When bootstrapping entrepreneur Tracy Osborn saw her bank account dip under $5,000 last year, she started to keep a tight watch on finances—and learned to get the most out of free apps.
It's about getting the most value out of the cheapest services, she explained in a blog post. That echoes Contently founder Shane Snow's definition of entrepreneurship: "the art of creating systems that generate more value for less effort."
In her original post Osborn lays out a range of low-cost services for the cash strapped bootstrapper. Since the best price is no price at all, we've gathered our favorite of the free deals.
You are likely spending 28% of your workday going though email.
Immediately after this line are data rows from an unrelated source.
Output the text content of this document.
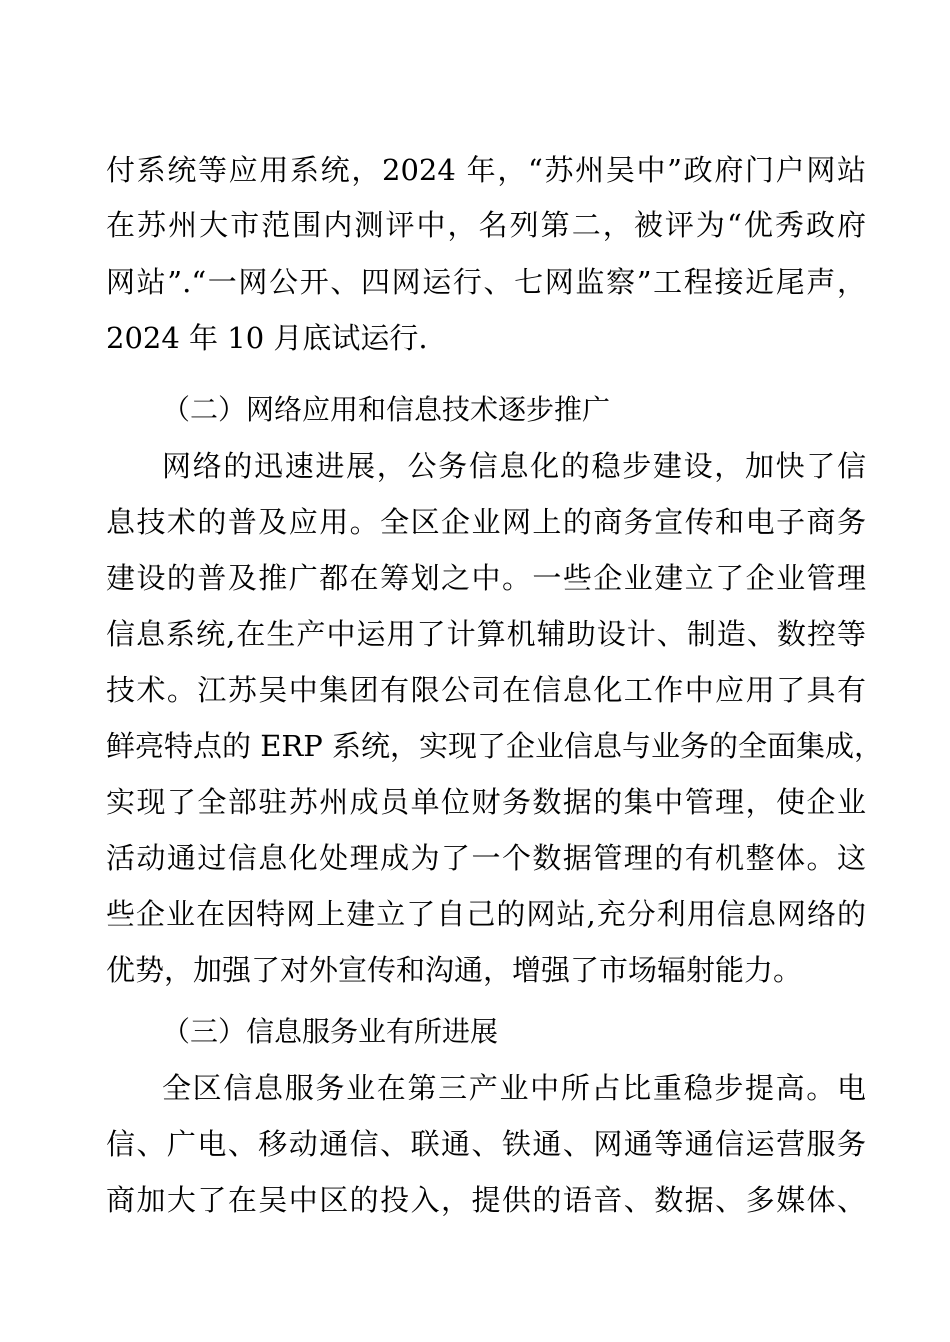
付系统等应用系统，2024 年，“苏州吴中”政府门户网站
在苏州大市范围内测评中，名列第二，被评为“优秀政府
网站”.“一网公开、四网运行、七网监察”工程接近尾声，
2024 年 10 月底试运行.
（二）网络应用和信息技术逐步推广
网络的迅速进展，公务信息化的稳步建设，加快了信
息技术的普及应用。全区企业网上的商务宣传和电子商务
建设的普及推广都在筹划之中。一些企业建立了企业管理
信息系统,在生产中运用了计算机辅助设计、制造、数控等
技术。江苏吴中集团有限公司在信息化工作中应用了具有
鲜亮特点的 ERP 系统，实现了企业信息与业务的全面集成，
实现了全部驻苏州成员单位财务数据的集中管理，使企业
活动通过信息化处理成为了一个数据管理的有机整体。这
些企业在因特网上建立了自己的网站,充分利用信息网络的
优势，加强了对外宣传和沟通，增强了市场辐射能力。
（三）信息服务业有所进展
全区信息服务业在第三产业中所占比重稳步提高。电
信、广电、移动通信、联通、铁通、网通等通信运营服务
商加大了在吴中区的投入，提供的语音、数据、多媒体、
And it's not like there's a great diversity of messages being sent: Osborn says that she finds herself sending the same emails over and over again—about blog features, managing her vendor network, parceling out payment receipts, and the like.
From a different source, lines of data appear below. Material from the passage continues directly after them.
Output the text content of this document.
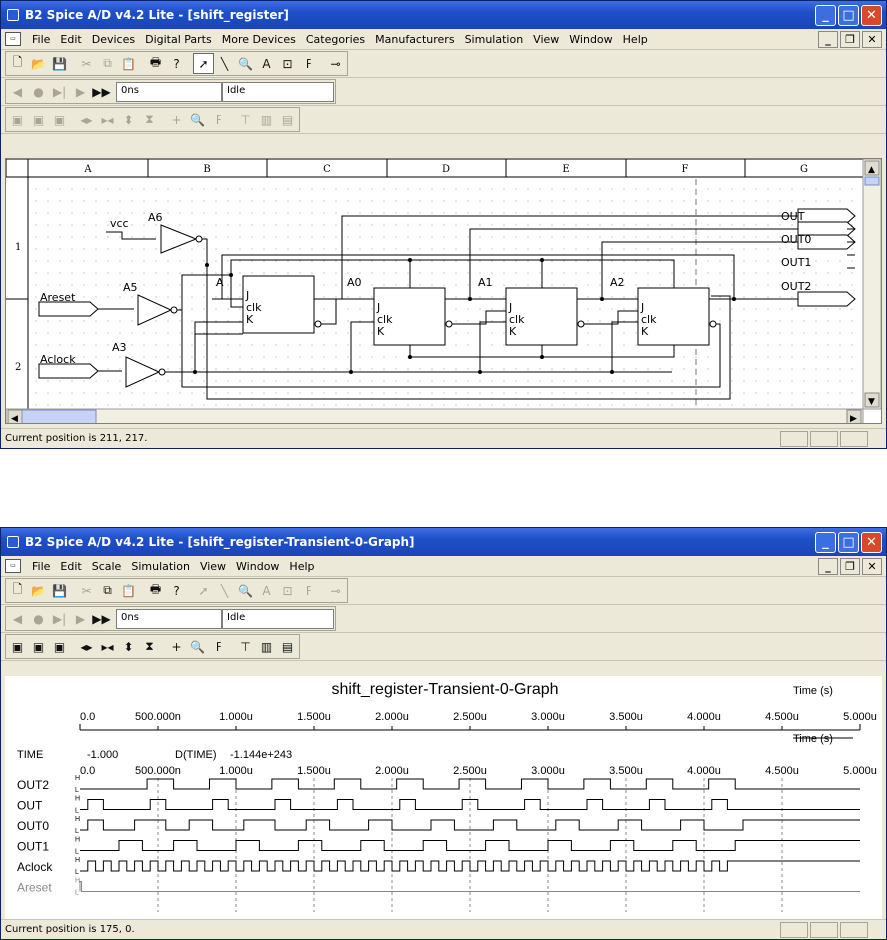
B2 Spice A/D v4.2 Lite - [shift_register]	_	□ ✕
▭	File Edit Devices Digital Parts More Devices Categories Manufacturers Simulation View Window Help	_	❐	✕
🗋 📂 💾	✂ ⧉ 📋	🖶	?	➚	╲ 🔍 A ⊡	ߓ	⊸
◀ ● ▶| ▶ ▶▶	0ns	Idle
▣ ▣ ▣	◂▸ ▸◂ ⬍ ⧗	+ 🔍 ߓ	⊤ ▥ ▤
A	B	C	D	E	F	G
1
2
▲
▼
◀	▶
vcc A6
A5
A3
Areset
Aclock
A	A0	A1	A2
J
clk
K
J
clk
K
J
clk
K
J
clk
K
OUT
OUT0
OUT1
OUT2
Current position is 211, 217.
B2 Spice A/D v4.2 Lite - [shift_register-Transient-0-Graph]	_	□ ✕
▭	File Edit Scale Simulation View Window Help	_	❐	✕
🗋 📂 💾	✂ ⧉ 📋	🖶	?	➚	╲ 🔍 A ⊡	ߓ	⊸
◀ ● ▶| ▶ ▶▶	0ns	Idle
▣ ▣ ▣	◂▸ ▸◂ ⬍ ⧗	+ 🔍 ߓ	⊤ ▥ ▤
shift_register-Transient-0-Graph	Time (s)
0.0	500.000n	1.000u	1.500u	2.000u	2.500u	3.000u	3.500u	4.000u	4.500u	5.000u
Time (s)
TIME	-1.000	D(TIME) -1.144e+243
0.0	500.000n	1.000u	1.500u	2.000u	2.500u	3.000u	3.500u	4.000u	4.500u	5.000u
OUT2	H
L
OUT	H
L
OUT0	H
L
OUT1	H
L
Aclock	H
L
Areset	H
L
Current position is 175, 0.
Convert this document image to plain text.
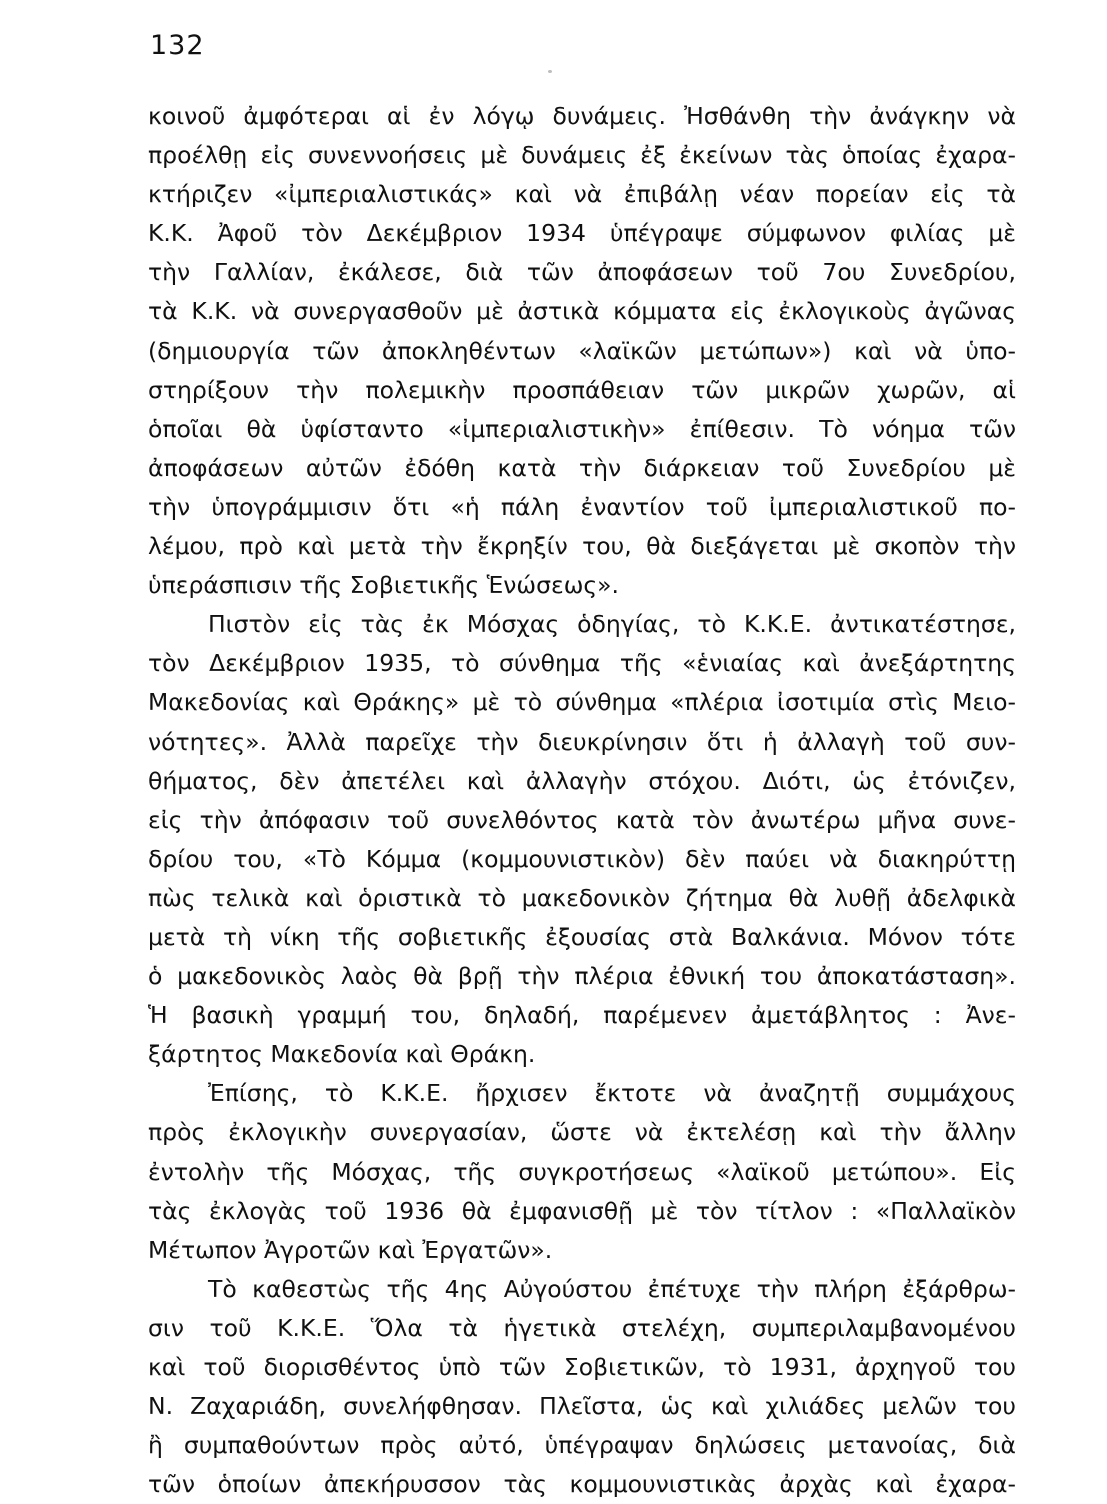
132

κοινοῦ ἀμφότεραι αἱ ἐν λόγῳ δυνάμεις. Ἠσθάνθη τὴν ἀνάγκην νὰ
προέλθῃ εἰς συνεννοήσεις μὲ δυνάμεις ἐξ ἐκείνων τὰς ὁποίας ἐχαρα-
κτήριζεν «ἰμπεριαλιστικάς» καὶ νὰ ἐπιβάλῃ νέαν πορείαν εἰς τὰ
Κ.Κ. Ἀφοῦ τὸν Δεκέμβριον 1934 ὑπέγραψε σύμφωνον φιλίας μὲ
τὴν Γαλλίαν, ἐκάλεσε, διὰ τῶν ἀποφάσεων τοῦ 7ου Συνεδρίου,
τὰ Κ.Κ. νὰ συνεργασθοῦν μὲ ἀστικὰ κόμματα εἰς ἐκλογικοὺς ἀγῶνας
(δημιουργία τῶν ἀποκληθέντων «λαϊκῶν μετώπων») καὶ νὰ ὑπο-
στηρίξουν τὴν πολεμικὴν προσπάθειαν τῶν μικρῶν χωρῶν, αἱ
ὁποῖαι θὰ ὑφίσταντο «ἰμπεριαλιστικὴν» ἐπίθεσιν. Τὸ νόημα τῶν
ἀποφάσεων αὐτῶν ἐδόθη κατὰ τὴν διάρκειαν τοῦ Συνεδρίου μὲ
τὴν ὑπογράμμισιν ὅτι «ἡ πάλη ἐναντίον τοῦ ἰμπεριαλιστικοῦ πο-
λέμου, πρὸ καὶ μετὰ τὴν ἔκρηξίν του, θὰ διεξάγεται μὲ σκοπὸν τὴν
ὑπεράσπισιν τῆς Σοβιετικῆς Ἑνώσεως».
Πιστὸν εἰς τὰς ἐκ Μόσχας ὁδηγίας, τὸ Κ.Κ.Ε. ἀντικατέστησε,
τὸν Δεκέμβριον 1935, τὸ σύνθημα τῆς «ἑνιαίας καὶ ἀνεξάρτητης
Μακεδονίας καὶ Θράκης» μὲ τὸ σύνθημα «πλέρια ἰσοτιμία στὶς Μειο-
νότητες». Ἀλλὰ παρεῖχε τὴν διευκρίνησιν ὅτι ἡ ἀλλαγὴ τοῦ συν-
θήματος, δὲν ἀπετέλει καὶ ἀλλαγὴν στόχου. Διότι, ὡς ἐτόνιζεν,
εἰς τὴν ἀπόφασιν τοῦ συνελθόντος κατὰ τὸν ἀνωτέρω μῆνα συνε-
δρίου του, «Τὸ Κόμμα (κομμουνιστικὸν) δὲν παύει νὰ διακηρύττῃ
πὼς τελικὰ καὶ ὁριστικὰ τὸ μακεδονικὸν ζήτημα θὰ λυθῇ ἀδελφικὰ
μετὰ τὴ νίκη τῆς σοβιετικῆς ἐξουσίας στὰ Βαλκάνια. Μόνον τότε
ὁ μακεδονικὸς λαὸς θὰ βρῇ τὴν πλέρια ἐθνική του ἀποκατάσταση».
Ἡ βασικὴ γραμμή του, δηλαδή, παρέμενεν ἀμετάβλητος : Ἀνε-
ξάρτητος Μακεδονία καὶ Θράκη.
Ἐπίσης, τὸ Κ.Κ.Ε. ἤρχισεν ἔκτοτε νὰ ἀναζητῇ συμμάχους
πρὸς ἐκλογικὴν συνεργασίαν, ὥστε νὰ ἐκτελέσῃ καὶ τὴν ἄλλην
ἐντολὴν τῆς Μόσχας, τῆς συγκροτήσεως «λαϊκοῦ μετώπου». Εἰς
τὰς ἐκλογὰς τοῦ 1936 θὰ ἐμφανισθῇ μὲ τὸν τίτλον : «Παλλαϊκὸν
Μέτωπον Ἀγροτῶν καὶ Ἐργατῶν».
Τὸ καθεστὼς τῆς 4ης Αὐγούστου ἐπέτυχε τὴν πλήρη ἐξάρθρω-
σιν τοῦ Κ.Κ.Ε. Ὅλα τὰ ἡγετικὰ στελέχη, συμπεριλαμβανομένου
καὶ τοῦ διορισθέντος ὑπὸ τῶν Σοβιετικῶν, τὸ 1931, ἀρχηγοῦ του
Ν. Ζαχαριάδη, συνελήφθησαν. Πλεῖστα, ὡς καὶ χιλιάδες μελῶν του
ἢ συμπαθούντων πρὸς αὐτό, ὑπέγραψαν δηλώσεις μετανοίας, διὰ
τῶν ὁποίων ἀπεκήρυσσον τὰς κομμουνιστικὰς ἀρχὰς καὶ ἐχαρα-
So instead she writes a "friendly, human response" that she can use over and over—saving her the time of retyping emails. And possibly adding 30 minutes to her day.
Your autoresponder isn't just for vacation. If you're a founder getting inundated with inbound emails asking after various arms of the company, an autoresponder can provide an upfront guide, as HootSuite CEO Ryan Holmes told us.
"I don't want to become a switchboard for my company," he says, "but I found I was doing that. I was spending a lot of time on these things that I didn't need to rewrite every time, so I'm just going to put this in front of people so they can go and chase down and be self-empowered."
The naming (and domaining) of a company is incredibly important. If you are working with a cofounder, a service like WeDomainSearch, lets you and your cofounder search through domains together and star the ones you dig.
As an author, investor, and advisor of startups, Whitney Johnson lives by the written word and relationships—which, surprisingly enough, finds its intersection in email. But as networking nerds always say, the more you know about the person you're writing to, the better you can relate. Enter: Rapportive.
"I can't live without Rapportive," she told us, "every time I get an email from someone, or send an email, I know who they are, what they are up to, and I love to be able to finish up interacting, and then tweet something they've just posted."
Optimize for faster load times? Limit bots? Block threats? CloudFare aims to increase performance and reduce threats.
As Osborn says:
I pay for CloudFlare (since I have SSL on one of my websites), but the free version is more than enough for the typical bootstrapped startup Even better, I only need to pay for that one website, and the other eight are protected on free plans. Caching, better load times, and threat protection for free—a no brainer.
This is a little creepy, but you know how on iMessage or Facebook you see if someone read your email (and had the nerve to not reply immediately!). Streak lets you do that with your email, too—so you can see who's read a message, when, and on what device.
This one's a bit of a fudge: Asana is free for teams of up to 15. That said, Asana is a super friendly method for collaborating, allowing you to put your conversations and tasks together—allowing you to do less work about work and get more of your actual work done. As you might expect from a company that has mindfulness built into their business model.